Les riverains inquiets
Jean-Claude Rostain, président de la fédération des CIQ du 7e arrondissement avoue ne pas avoir été consulté, du tout. « Nous avons appris la nouvelle dans La Provence mais ni la mairie, ni la mairie de secteur nous en a informés. Les riverains sont inquiets de ne plus pouvoir accéder au parc, et surtout des problèmes d’accès et de parking. Ils ne voient aucun aspect positif dans ce projet », affirme-t-il.
La mairie a garanti que seul 10 % du parc, dont le bâtiment, sera privatisé. Mais selon Hervé Menchon il s’agirait plutôt de 7.000 m2 sur 17.000, comme cela est indiqué sur la délibération. « Les mariés pourront toujours venir profiter du parc pour faire des photos, le jardin d’enfants ne bougera pas et il n’y aura pas d’accès privatif à la mer », a néanmoins promis Dominique Vlasto. Un argument qui ne convainc pas Jean-Claude Rostain : « Une fois que le privé se sera approprié le bâtiment, il sera difficile de lui interdire de faire ce qu’il veut dans le parc. Sans parler de la nécessité de créer un parking, qui ne peut être que dans le parc. »

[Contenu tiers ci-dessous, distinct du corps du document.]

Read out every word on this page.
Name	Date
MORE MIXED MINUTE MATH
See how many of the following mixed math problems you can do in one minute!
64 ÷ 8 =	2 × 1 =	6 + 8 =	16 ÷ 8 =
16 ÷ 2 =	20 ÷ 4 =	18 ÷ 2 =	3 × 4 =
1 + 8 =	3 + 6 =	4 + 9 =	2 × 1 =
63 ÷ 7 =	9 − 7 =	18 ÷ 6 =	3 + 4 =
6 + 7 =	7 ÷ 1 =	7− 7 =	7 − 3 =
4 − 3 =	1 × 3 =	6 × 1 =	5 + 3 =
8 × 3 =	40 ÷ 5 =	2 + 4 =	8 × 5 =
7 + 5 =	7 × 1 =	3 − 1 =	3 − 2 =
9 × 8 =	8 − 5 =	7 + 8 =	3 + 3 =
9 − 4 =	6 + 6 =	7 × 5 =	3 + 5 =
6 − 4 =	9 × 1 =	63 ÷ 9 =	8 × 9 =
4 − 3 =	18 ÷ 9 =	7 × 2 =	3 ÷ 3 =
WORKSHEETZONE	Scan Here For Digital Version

« On se retrouvera tous pour le cocktail d’inauguration »
Même son de cloche du côté de l’UMIH 13, le syndicat des hôteliers qui ne semble pas favorable à l’ouverture de cet hôtel, et balaye l’argument de l’attractivité. « La mairie ne prend pas en compte les ouvertures déjà programmées et il y en a beaucoup. Nous nous réjouissions de l’arrivée de l’Intercontinental à l’hôtel-Dieu mais ils avaient leur propre clientèle, là ce n’est pas le cas. Il ne suffit pas de construire des hôtels, il faut ajouter d’autres ingrédients comme une marina, un casino. Mais ce que nous regrettons le plus c’est l’absence de concertation avec la mairie sur ces projets », explique Nicolas Guyot, vice-président de l’UMIH 13.
aDe son côté, Dominique Vlasto explique qu’aucune concertation n’était obligatoire. Et refuse l’argument de l’installation d’une villa Médicis, souhaitée par Benoit Payan, chef de l’opposition socialiste à la mairie : « Jack Lang a préféré la donner à Seyssins (Isère), dont le maire Didier Migaud est devenu président de la Cour des comptes. » Fin de non-recevoir donc. Pour elle, cette opposition relève du jeu politique plus que d’une réelle défiance au projet. « On se retrouvera tous pour le cocktail d’inauguration et tout le monde sera ravi », conclut-elle.